Chanson de L. Wolfe Gilbert traduite et adaptée en
français par Saint-Granier, Jean Le Soyeux et Albert Willemetz.
- Créée en 1927 par Saint-Granier.
Autres interprètes : Fred Gouin (la version la plus connue), Tino Rossi (en 1971 seulement), Jack Lantier, Mouloudji, Jean Raphaël, Patrick Bruel
(2002), etc.
Depuis le moment
Où je t'ai connue
Hélas follement
Je n'ai pas cessé
De penser à toi
Comme un insensé
Refrain :
Ramona, j'ai fait un rêve
merveilleux
Ramona, nous étions partis tous les deux
Nous allions lentement
Loin de tous les regards jaloux
Et jamais deux amants
N'avaient connu de soir plus doux
Ramona, je pouvais alors me griser
De tes yeux, de ton parfum, de tes baisers
Et je donnerais tout pour revivre un jour
Ramona, ce rêve d'amour
Mais ce doux roman
N'était seulement qu'un rêve d'amant
Par ta cruauté
Tout autre a été
La réalité
Cette chanson est encore
très connue, même des jeunes générations, pourquoi ?
Parce que "s'entendre chanter Ramona" est
passé dans le langage populaire.

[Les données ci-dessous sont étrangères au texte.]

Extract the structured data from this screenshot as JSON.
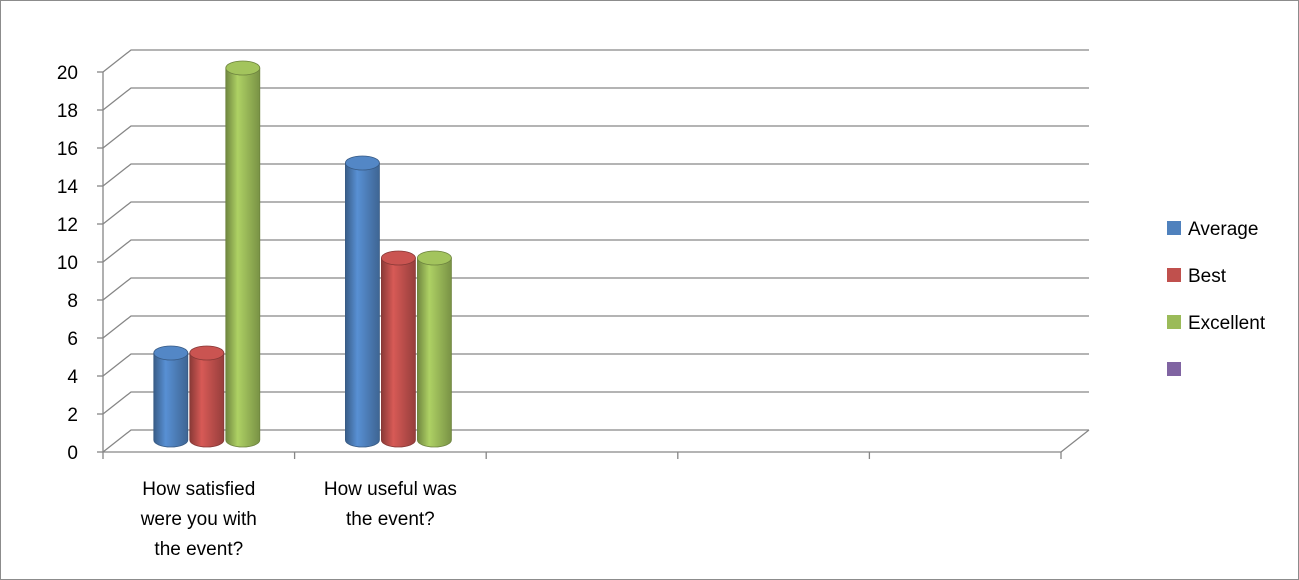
{
  "chart_data": {
    "type": "bar",
    "categories": [
      "How satisfied were you with the event?",
      "How useful was the event?",
      "",
      "",
      ""
    ],
    "category_lines": [
      [
        "How satisfied",
        "were you with",
        "the event?"
      ],
      [
        "How useful was",
        "the event?"
      ],
      [],
      [],
      []
    ],
    "series": [
      {
        "name": "Average",
        "color": "#4f81bd",
        "values": [
          5,
          15,
          null,
          null,
          null
        ]
      },
      {
        "name": "Best",
        "color": "#c0504d",
        "values": [
          5,
          10,
          null,
          null,
          null
        ]
      },
      {
        "name": "Excellent",
        "color": "#9bbb59",
        "values": [
          20,
          10,
          null,
          null,
          null
        ]
      },
      {
        "name": "",
        "color": "#8064a2",
        "values": [
          null,
          null,
          null,
          null,
          null
        ]
      }
    ],
    "ylim": [
      0,
      20
    ],
    "yticks": [
      0,
      2,
      4,
      6,
      8,
      10,
      12,
      14,
      16,
      18,
      20
    ],
    "title": "",
    "xlabel": "",
    "ylabel": "",
    "grid": true,
    "style": "3d-cylinder",
    "legend_position": "right"
  }
}
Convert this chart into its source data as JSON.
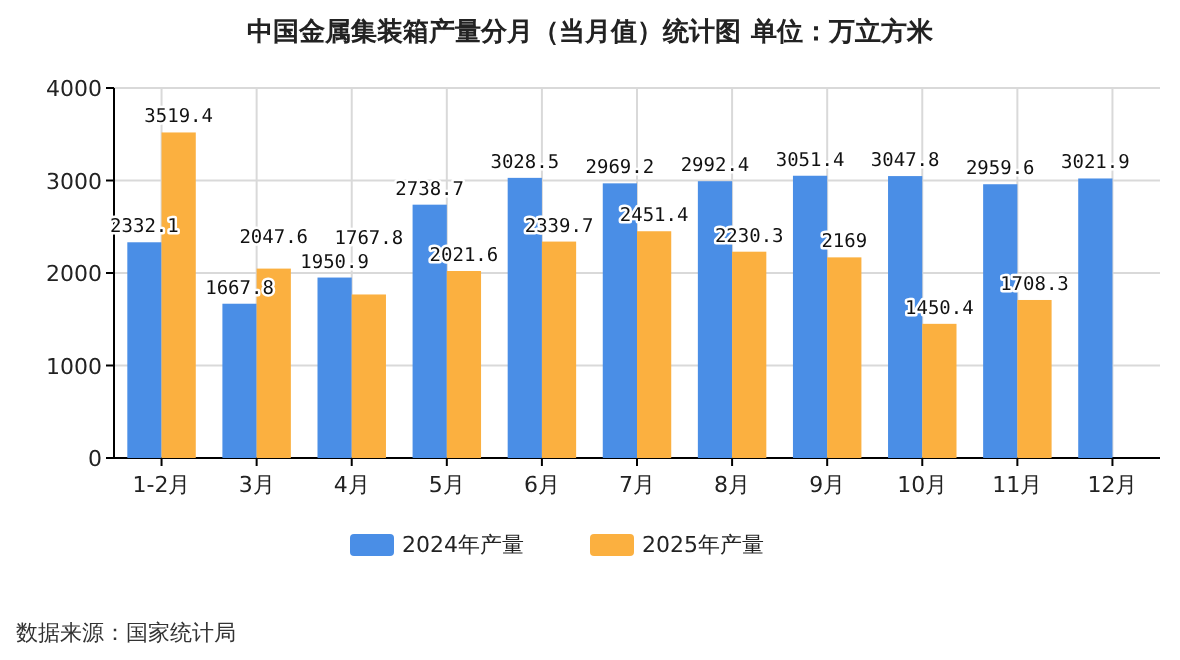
{
  "chart_data": {
    "type": "bar",
    "title": "中国金属集装箱产量分月（当月值）统计图  单位：万立方米",
    "categories": [
      "1-2月",
      "3月",
      "4月",
      "5月",
      "6月",
      "7月",
      "8月",
      "9月",
      "10月",
      "11月",
      "12月"
    ],
    "series": [
      {
        "name": "2024年产量",
        "color": "#4a8ee6",
        "values": [
          2332.1,
          1667.8,
          1950.9,
          2738.7,
          3028.5,
          2969.2,
          2992.4,
          3051.4,
          3047.8,
          2959.6,
          3021.9
        ]
      },
      {
        "name": "2025年产量",
        "color": "#fbb040",
        "values": [
          3519.4,
          2047.6,
          1767.8,
          2021.6,
          2339.7,
          2451.4,
          2230.3,
          2169,
          1450.4,
          1708.3,
          null
        ]
      }
    ],
    "ylim": [
      0,
      4000
    ],
    "yticks": [
      0,
      1000,
      2000,
      3000,
      4000
    ],
    "grid": true,
    "legend": "bottom",
    "data_labels": true,
    "annotations": [
      "数据来源：国家统计局"
    ]
  }
}
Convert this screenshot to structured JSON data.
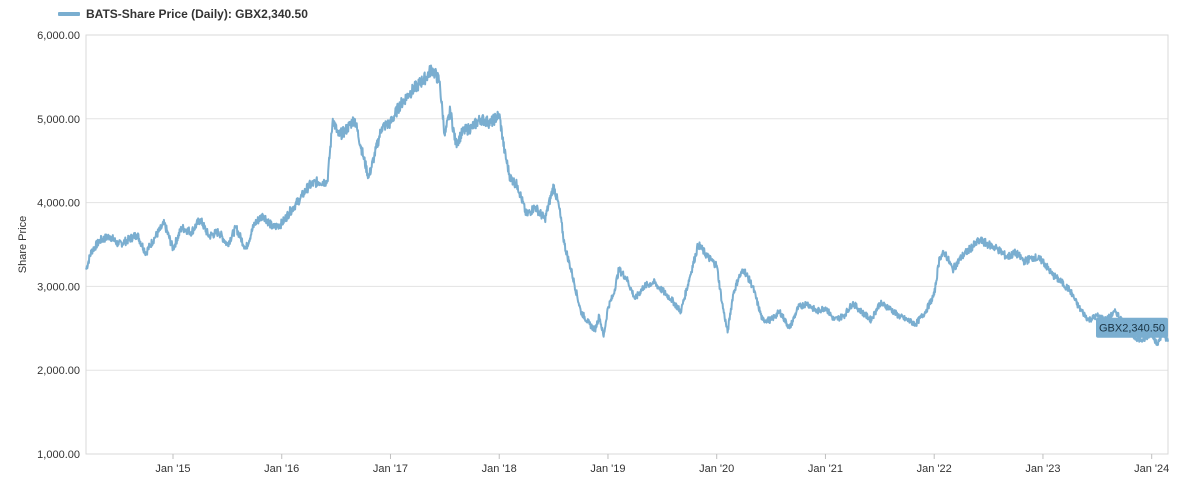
{
  "legend": {
    "label": "BATS-Share Price (Daily): GBX2,340.50",
    "color": "#7aaed0"
  },
  "chart_data": {
    "type": "line",
    "title": "",
    "ylabel": "Share Price",
    "xlabel": "",
    "ylim": [
      1000,
      6000
    ],
    "yticks": [
      1000,
      2000,
      3000,
      4000,
      5000,
      6000
    ],
    "ytick_labels": [
      "1,000.00",
      "2,000.00",
      "3,000.00",
      "4,000.00",
      "5,000.00",
      "6,000.00"
    ],
    "xlim": [
      2014.2,
      2024.15
    ],
    "xticks": [
      2015,
      2016,
      2017,
      2018,
      2019,
      2020,
      2021,
      2022,
      2023,
      2024
    ],
    "xtick_labels": [
      "Jan '15",
      "Jan '16",
      "Jan '17",
      "Jan '18",
      "Jan '19",
      "Jan '20",
      "Jan '21",
      "Jan '22",
      "Jan '23",
      "Jan '24"
    ],
    "grid": true,
    "legend_position": "top-left",
    "series": [
      {
        "name": "BATS-Share Price (Daily)",
        "color": "#7aaed0",
        "x": [
          2014.2,
          2014.25,
          2014.33,
          2014.42,
          2014.5,
          2014.58,
          2014.67,
          2014.75,
          2014.83,
          2014.92,
          2015.0,
          2015.08,
          2015.17,
          2015.25,
          2015.33,
          2015.42,
          2015.5,
          2015.58,
          2015.67,
          2015.75,
          2015.83,
          2015.92,
          2016.0,
          2016.08,
          2016.17,
          2016.25,
          2016.33,
          2016.42,
          2016.47,
          2016.52,
          2016.58,
          2016.67,
          2016.75,
          2016.8,
          2016.85,
          2016.92,
          2017.0,
          2017.08,
          2017.17,
          2017.25,
          2017.33,
          2017.38,
          2017.45,
          2017.5,
          2017.55,
          2017.6,
          2017.67,
          2017.75,
          2017.83,
          2017.92,
          2018.0,
          2018.05,
          2018.1,
          2018.17,
          2018.25,
          2018.33,
          2018.42,
          2018.5,
          2018.55,
          2018.6,
          2018.67,
          2018.75,
          2018.83,
          2018.88,
          2018.92,
          2018.96,
          2019.0,
          2019.05,
          2019.1,
          2019.17,
          2019.25,
          2019.33,
          2019.42,
          2019.5,
          2019.58,
          2019.67,
          2019.75,
          2019.83,
          2019.92,
          2020.0,
          2020.05,
          2020.1,
          2020.15,
          2020.2,
          2020.25,
          2020.33,
          2020.42,
          2020.5,
          2020.58,
          2020.67,
          2020.75,
          2020.83,
          2020.92,
          2021.0,
          2021.08,
          2021.17,
          2021.25,
          2021.33,
          2021.42,
          2021.5,
          2021.58,
          2021.67,
          2021.75,
          2021.83,
          2021.92,
          2022.0,
          2022.05,
          2022.1,
          2022.17,
          2022.25,
          2022.33,
          2022.42,
          2022.5,
          2022.58,
          2022.67,
          2022.75,
          2022.83,
          2022.92,
          2023.0,
          2023.08,
          2023.17,
          2023.25,
          2023.33,
          2023.42,
          2023.5,
          2023.58,
          2023.67,
          2023.75,
          2023.83,
          2023.92,
          2024.0,
          2024.05,
          2024.1,
          2024.15
        ],
        "values": [
          3200,
          3420,
          3550,
          3600,
          3500,
          3550,
          3620,
          3400,
          3580,
          3750,
          3450,
          3700,
          3650,
          3800,
          3600,
          3650,
          3500,
          3700,
          3450,
          3750,
          3850,
          3700,
          3750,
          3900,
          4050,
          4200,
          4250,
          4250,
          5000,
          4800,
          4850,
          5000,
          4550,
          4300,
          4550,
          4900,
          4950,
          5150,
          5300,
          5400,
          5500,
          5600,
          5450,
          4800,
          5100,
          4700,
          4850,
          4900,
          5000,
          4950,
          5050,
          4600,
          4300,
          4200,
          3850,
          3950,
          3800,
          4200,
          3950,
          3500,
          3150,
          2700,
          2550,
          2480,
          2650,
          2400,
          2750,
          2900,
          3200,
          3100,
          2850,
          3000,
          3050,
          2950,
          2850,
          2700,
          3100,
          3500,
          3350,
          3250,
          2800,
          2450,
          2900,
          3100,
          3200,
          3000,
          2600,
          2600,
          2700,
          2500,
          2750,
          2800,
          2700,
          2750,
          2600,
          2650,
          2800,
          2700,
          2600,
          2800,
          2750,
          2650,
          2600,
          2550,
          2700,
          2900,
          3350,
          3400,
          3200,
          3350,
          3450,
          3550,
          3500,
          3450,
          3350,
          3400,
          3300,
          3350,
          3300,
          3150,
          3050,
          2950,
          2750,
          2600,
          2650,
          2600,
          2700,
          2550,
          2400,
          2350,
          2450,
          2300,
          2450,
          2340
        ]
      }
    ],
    "last_value_label": "GBX2,340.50"
  }
}
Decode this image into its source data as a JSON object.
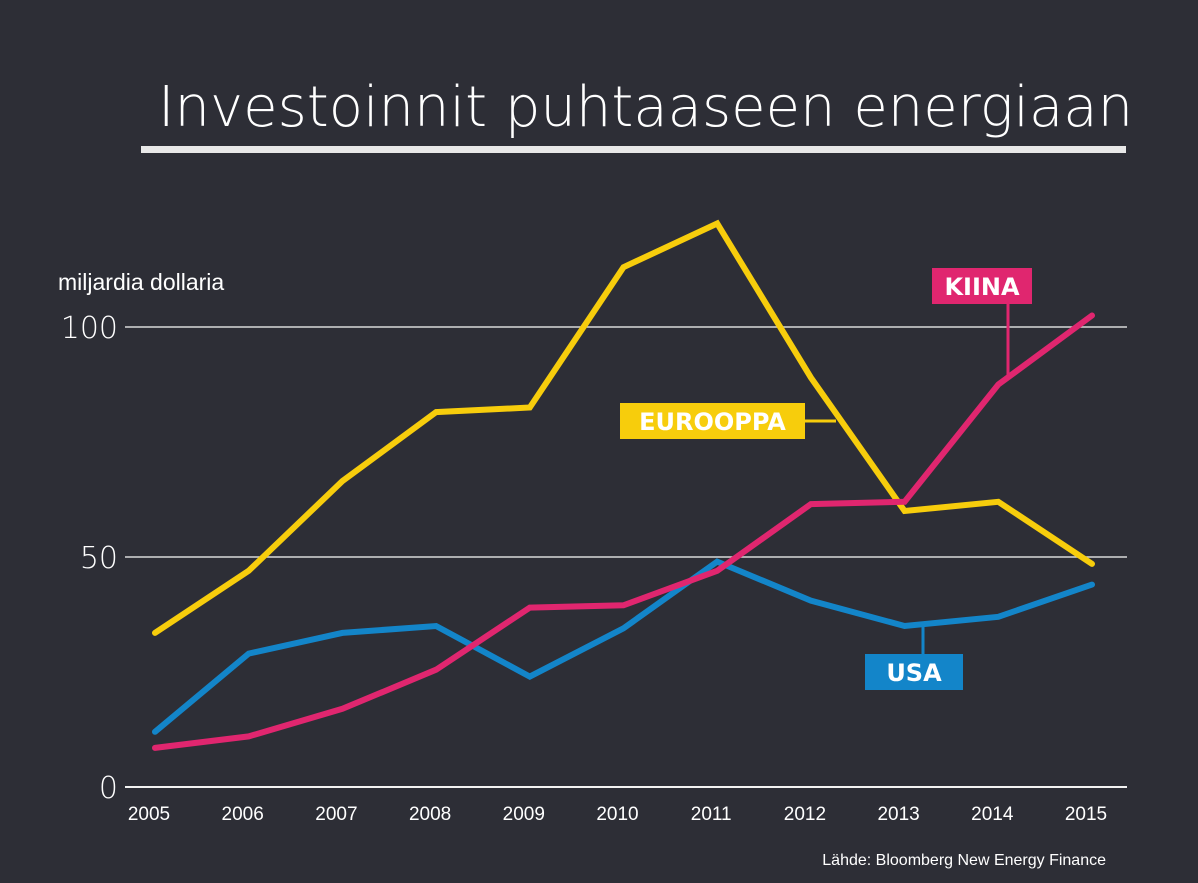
{
  "chart_data": {
    "type": "line",
    "title": "Investoinnit puhtaaseen energiaan",
    "ylabel": "miljardia dollaria",
    "xlabel": "",
    "source": "Lähde: Bloomberg New Energy Finance",
    "x": [
      "2005",
      "2006",
      "2007",
      "2008",
      "2009",
      "2010",
      "2011",
      "2012",
      "2013",
      "2014",
      "2015"
    ],
    "yticks": [
      "0",
      "50",
      "100"
    ],
    "ylim": [
      0,
      100
    ],
    "grid": true,
    "series": [
      {
        "name": "EUROOPPA",
        "color": "#f7cd0c",
        "values": [
          33.5,
          47,
          66.5,
          81.5,
          82.5,
          113,
          122.5,
          89,
          60,
          62,
          48.5
        ]
      },
      {
        "name": "KIINA",
        "color": "#e0266f",
        "values": [
          8.5,
          11,
          17,
          25.5,
          39,
          39.5,
          47,
          61.5,
          62,
          87.5,
          102.5
        ]
      },
      {
        "name": "USA",
        "color": "#1385c9",
        "values": [
          12,
          29,
          33.5,
          35,
          24,
          34.5,
          49,
          40.5,
          35,
          37,
          44
        ]
      }
    ],
    "colors": {
      "background": "#2d2e36",
      "grid": "#ffffff",
      "text": "#ffffff"
    }
  }
}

Cela signifie, se faire "remonter les
bretelles" ou plus simplement "enguirlander" donc réprimander par
personne ayant l'autorité (père, mère, instituteur, patron, chef, etc.)
On joue là, sur la suavité de la
chanson Ramona et l'expression argotique "se prendre une ramonée"
qui, là encore, signifie se faire gronder.
Par contre, "chanter Ramona" à une dame est d'une trivialité rare. Les mauvais garçons, qui font usage de cette expression, pensent à tout autre chose qu'une réprimande.
Cela dit, le fait qu'une chanson
perdure, tient à peu de choses !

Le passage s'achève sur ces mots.